Manila’s child care centre accused of torture and violence

Homeless children are being subjected to torture and violence at a child care centre in Manila operated by the government’s social welfare department, an international rights commission said.
 

By Barbara Mae Dacanay, Correspondent
Published: 18:06 October 22, 2014
Gulf News

Manila

Homeless children are being subjected to torture and violence at a child care centre in Manila operated by the government’s social welfare department, an international rights commission said.

The dismal conditions at the Reception and Action Center (RAC), a public child care institution can be gleaned from the photo of a naked and severely malnourished young boy lying on the floor of RAC Manila last October 12, said the Asian Human Rights Commission (AHRC), a regional non-governmental organisation that monitors and documents human rights in Asia.

The boy, whose name was not released, is one of 270 young people who have been held at Manila’s RAC for a long time, AHRC said, adding, “The condition of other children who are detained there is yet to be ascertained.”

“This type of neglect has led to further deterioration of abysmal conditions — including torture, inhuman treatment and food deprivation resulting in severe malnutrition — faced by children held at RAC on dubious grounds,” the AHRC said, adding the children are also “abused and not given their basic needs”.
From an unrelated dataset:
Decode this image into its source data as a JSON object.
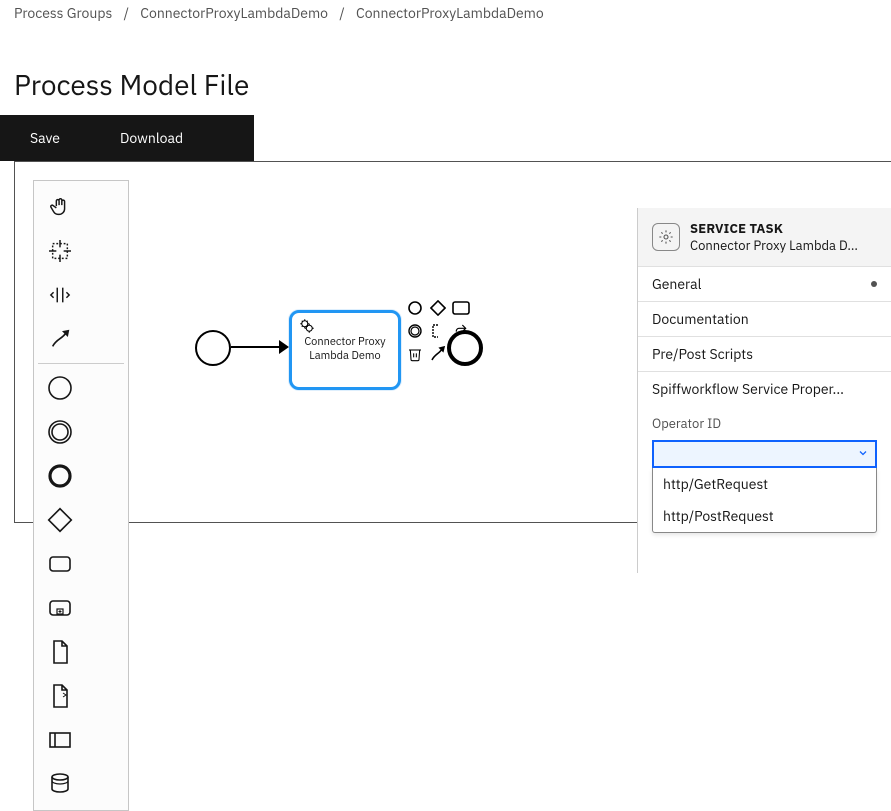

Questioning the motive of the police, social workers and the RAC in taking these homeless children into their custody, the AHRC said, “They [government agencies] are neither rescuing nor protecting these children. The unwritten goal (of these government agents is to keep them [the street children] away from the public, notably tourists.”

AHRC said once a street child is placed under the custody of RAC, he or she is “continuously detained without charges”.

All the children at RAC are “effectively deprived of their liberty,” said AHRC, adding parents were never informed why their children were detained and when they would be released.

Policemen and social workers have been empowered to take street or homeless children off the streets of Manila, and bring them to the RAC.

Despite RAC’s lack of budget and obvious absence of a viable programme for homeless children, police and social workers [continue to] justify the arrest and detention of homeless children at RAC by erroneously claiming it gives government protective custody, the AHRC said.

“We strongly condemn the Manila City government for its apparent outright neglect to improve conditions at the RAC,” the AHRC said in reaction, adding, “The continuous failure and outright neglect by the government to act promptly on this is unlawful, and is unacceptable.”

The Asian Legal Resource Centre (ALRC), AHRC’s sister organisation, informed the United Nations Human Rights Council (UNHRC) about this case in Geneva, Switzerland last March.

Bahay Tuluyan, a non government organisation and partner of AHRC informed Manila Mayor Joseph Estrada about RAC’s alleged malpractice last February.

“It is obvious neither the national nor the city government of Manila had taken concrete action to address this matter,” AHRC lamented.

Street children in the Philippines belong to a social sector classified as classes D and E, that represent 40 per cent of a 100 million population.